Functional Ecology of Benthic Habitats and Marine Biological Invasions

Sergej Olenin
Chair of the Institute Council and Lead Researcher
Coastal Research and Planning Institute Klaipeda University, Lithuania
Monday, Mar. 28, 2011, 3:00pm
Chase 130
Abstract

Sergej Olenin will be talking about habitat mapping, sediment modifying activity of benthic macrofauna and how it is distributed along the environmental gradients of the Baltic Sea. He will consider benthic habitats (biotopes) as functional units of marine coastal ecosystems. He will also talk about biological invasions and their role in changing marine environment, particularly benthic habitats.
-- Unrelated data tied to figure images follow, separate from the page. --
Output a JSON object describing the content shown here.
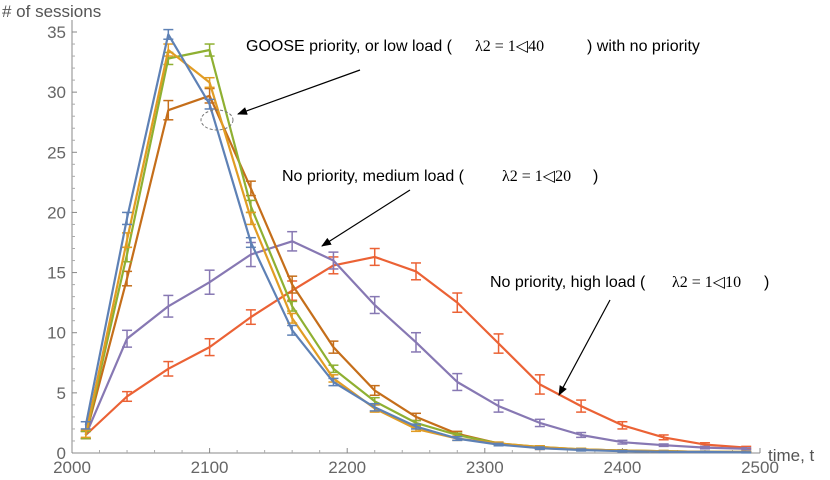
{
  "chart_data": {
    "type": "line",
    "title": "",
    "xlabel": "time, t",
    "ylabel": "# of sessions",
    "xlim": [
      2000,
      2500
    ],
    "ylim": [
      0,
      35
    ],
    "xticks": [
      "2000",
      "2100",
      "2200",
      "2300",
      "2400",
      "2500"
    ],
    "yticks": [
      "0",
      "5",
      "10",
      "15",
      "20",
      "25",
      "30",
      "35"
    ],
    "error_bars": true,
    "series": [
      {
        "name": "blue",
        "color": "#5e81b5",
        "x": [
          2010,
          2040,
          2070,
          2100,
          2130,
          2160,
          2190,
          2220,
          2250,
          2280,
          2310,
          2340,
          2370,
          2400,
          2430,
          2460,
          2490
        ],
        "y": [
          2.3,
          19.5,
          34.8,
          29.0,
          17.5,
          10.2,
          5.9,
          3.8,
          2.2,
          1.2,
          0.7,
          0.4,
          0.25,
          0.15,
          0.1,
          0.08,
          0.05
        ],
        "err": [
          0.3,
          0.5,
          0.4,
          0.4,
          0.4,
          0.4,
          0.3,
          0.3,
          0.2,
          0.15,
          0.1,
          0.1,
          0.08,
          0.06,
          0.05,
          0.05,
          0.04
        ]
      },
      {
        "name": "orange",
        "color": "#e19c24",
        "x": [
          2010,
          2040,
          2070,
          2100,
          2130,
          2160,
          2190,
          2220,
          2250,
          2280,
          2310,
          2340,
          2370,
          2400,
          2430,
          2460,
          2490
        ],
        "y": [
          1.6,
          17.7,
          33.5,
          30.8,
          19.5,
          11.2,
          6.2,
          3.7,
          2.0,
          1.2,
          0.8,
          0.5,
          0.3,
          0.2,
          0.15,
          0.1,
          0.08
        ],
        "err": [
          0.3,
          0.6,
          0.5,
          0.4,
          0.5,
          0.4,
          0.3,
          0.3,
          0.2,
          0.15,
          0.1,
          0.1,
          0.08,
          0.06,
          0.05,
          0.05,
          0.04
        ]
      },
      {
        "name": "green",
        "color": "#8fb032",
        "x": [
          2010,
          2040,
          2070,
          2100,
          2130,
          2160,
          2190,
          2220,
          2250,
          2280,
          2310,
          2340,
          2370,
          2400,
          2430,
          2460,
          2490
        ],
        "y": [
          1.5,
          16.5,
          32.8,
          33.5,
          20.5,
          12.2,
          7.0,
          4.3,
          2.5,
          1.5,
          0.8,
          0.5,
          0.3,
          0.2,
          0.15,
          0.1,
          0.08
        ],
        "err": [
          0.3,
          0.6,
          0.5,
          0.5,
          0.5,
          0.4,
          0.3,
          0.3,
          0.2,
          0.15,
          0.1,
          0.1,
          0.08,
          0.06,
          0.05,
          0.05,
          0.04
        ]
      },
      {
        "name": "dark orange",
        "color": "#c56e1a",
        "x": [
          2010,
          2040,
          2070,
          2100,
          2130,
          2160,
          2190,
          2220,
          2250,
          2280,
          2310,
          2340,
          2370,
          2400,
          2430,
          2460,
          2490
        ],
        "y": [
          1.5,
          14.5,
          28.5,
          29.7,
          22.0,
          14.0,
          8.8,
          5.2,
          3.0,
          1.6,
          0.8,
          0.4,
          0.3,
          0.2,
          0.15,
          0.1,
          0.08
        ],
        "err": [
          0.3,
          0.6,
          0.8,
          0.6,
          0.6,
          0.7,
          0.5,
          0.4,
          0.3,
          0.2,
          0.1,
          0.1,
          0.08,
          0.06,
          0.05,
          0.05,
          0.04
        ]
      },
      {
        "name": "purple",
        "color": "#8778b3",
        "x": [
          2010,
          2040,
          2070,
          2100,
          2130,
          2160,
          2190,
          2220,
          2250,
          2280,
          2310,
          2340,
          2370,
          2400,
          2430,
          2460,
          2490
        ],
        "y": [
          1.5,
          9.5,
          12.2,
          14.2,
          16.5,
          17.6,
          16.0,
          12.3,
          9.2,
          5.9,
          3.9,
          2.5,
          1.5,
          0.9,
          0.65,
          0.45,
          0.35
        ],
        "err": [
          0.3,
          0.7,
          0.9,
          1.0,
          1.0,
          0.8,
          0.7,
          0.7,
          0.8,
          0.7,
          0.5,
          0.3,
          0.2,
          0.15,
          0.1,
          0.1,
          0.08
        ]
      },
      {
        "name": "red",
        "color": "#eb6235",
        "x": [
          2010,
          2040,
          2070,
          2100,
          2130,
          2160,
          2190,
          2220,
          2250,
          2280,
          2310,
          2340,
          2370,
          2400,
          2430,
          2460,
          2490
        ],
        "y": [
          1.5,
          4.7,
          7.0,
          8.8,
          11.3,
          13.5,
          15.6,
          16.3,
          15.1,
          12.5,
          9.1,
          5.7,
          3.9,
          2.3,
          1.3,
          0.7,
          0.45
        ],
        "err": [
          0.3,
          0.4,
          0.6,
          0.7,
          0.6,
          0.8,
          0.7,
          0.7,
          0.7,
          0.8,
          0.8,
          0.8,
          0.5,
          0.3,
          0.2,
          0.15,
          0.1
        ]
      }
    ],
    "annotations": [
      {
        "text": "GOOSE priority, or low load (",
        "math": "λ2 = 1◁40",
        "suffix": ") with no priority",
        "target": [
          2123,
          27.5
        ]
      },
      {
        "text": "No priority, medium load (",
        "math": "λ2 = 1◁20",
        "suffix": ")",
        "target": [
          2163,
          17.5
        ]
      },
      {
        "text": "No priority, high load (",
        "math": "λ2 = 1◁10",
        "suffix": ")",
        "target": [
          2343,
          5.0
        ]
      }
    ]
  }
}
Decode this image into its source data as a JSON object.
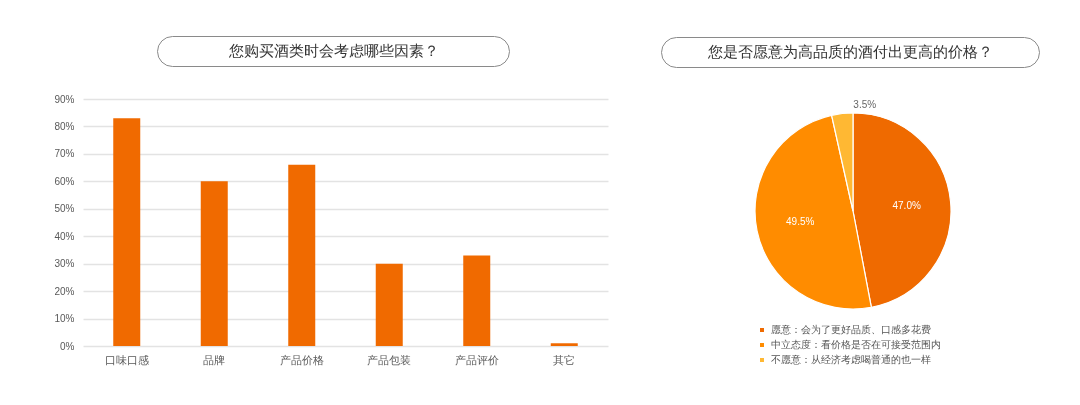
{
  "chart_data": [
    {
      "type": "bar",
      "title": "您购买酒类时会考虑哪些因素？",
      "categories": [
        "口味口感",
        "品牌",
        "产品价格",
        "产品包装",
        "产品评价",
        "其它"
      ],
      "values": [
        83,
        60,
        66,
        30,
        33,
        1
      ],
      "color": "#f06a00",
      "ylim": [
        0,
        90
      ],
      "yticks": [
        {
          "value": 0,
          "label": "0%"
        },
        {
          "value": 10,
          "label": "10%"
        },
        {
          "value": 20,
          "label": "20%"
        },
        {
          "value": 30,
          "label": "30%"
        },
        {
          "value": 40,
          "label": "40%"
        },
        {
          "value": 50,
          "label": "50%"
        },
        {
          "value": 60,
          "label": "60%"
        },
        {
          "value": 70,
          "label": "70%"
        },
        {
          "value": 80,
          "label": "80%"
        },
        {
          "value": 90,
          "label": "90%"
        }
      ],
      "grid": "y"
    },
    {
      "type": "pie",
      "title": "您是否愿意为高品质的酒付出更高的价格？",
      "categories": [
        "愿意：会为了更好品质、口感多花费",
        "中立态度：看价格是否在可接受范围内",
        "不愿意：从经济考虑喝普通的也一样"
      ],
      "values": [
        47.0,
        49.5,
        3.5
      ],
      "colors": [
        "#ef6a00",
        "#ff8c00",
        "#ffb833"
      ],
      "value_labels": [
        "47.0%",
        "49.5%",
        "3.5%"
      ],
      "legend": "bottom"
    }
  ]
}
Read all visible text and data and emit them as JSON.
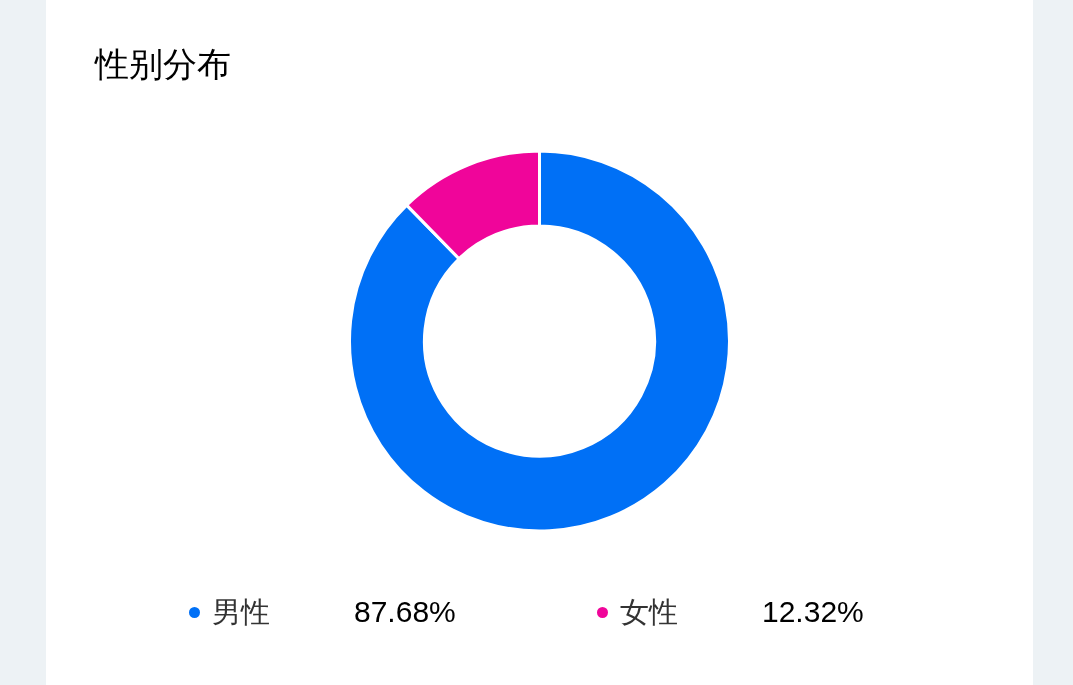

He will present a newly developed method to assess the magnitude of biological pollution (the “Beaufort Scale” for bioinvasion impacts).

Bio

Sergej Olenin received his Ph.D. from the A.N. Severtsov Institute of Ecology and Evolution (Moscow, Russia) in 1990 and D.Sc. from the Institute of Oceanology (Sopot, Poland) in 2006. He is a lead scientist at Coastal Research and Planning Institute and a professor in Biological Oceanography at Klaipeda University (Lithuania), specializing in benthic ecology and aquatic invasion biology. Since the 1980s he has participated in research cruises in the Baltic and North Seas, and Pacific and Atlantic Oceans. He conducted SCUBA diving and underwater video research expeditions in the Black Sea, White Sea and Svalbard. He is a member of the Editorial Board of the international journals Biological Invasions, Oceanologia, and Oceanological and Hydrobiological Studies. In 2009-2010, he chaired the Joint Research Center / International Council for the Exploration of the Sea Task Group “Non-indigenous Species,” developing Good Environmental Status Descriptor for the EU Marine Strategy Framework Directive. In time spent away from teaching, grant hunting/reporting and administration, he likes to hike, SCUBA dive, read and listen the sea or flamenco music.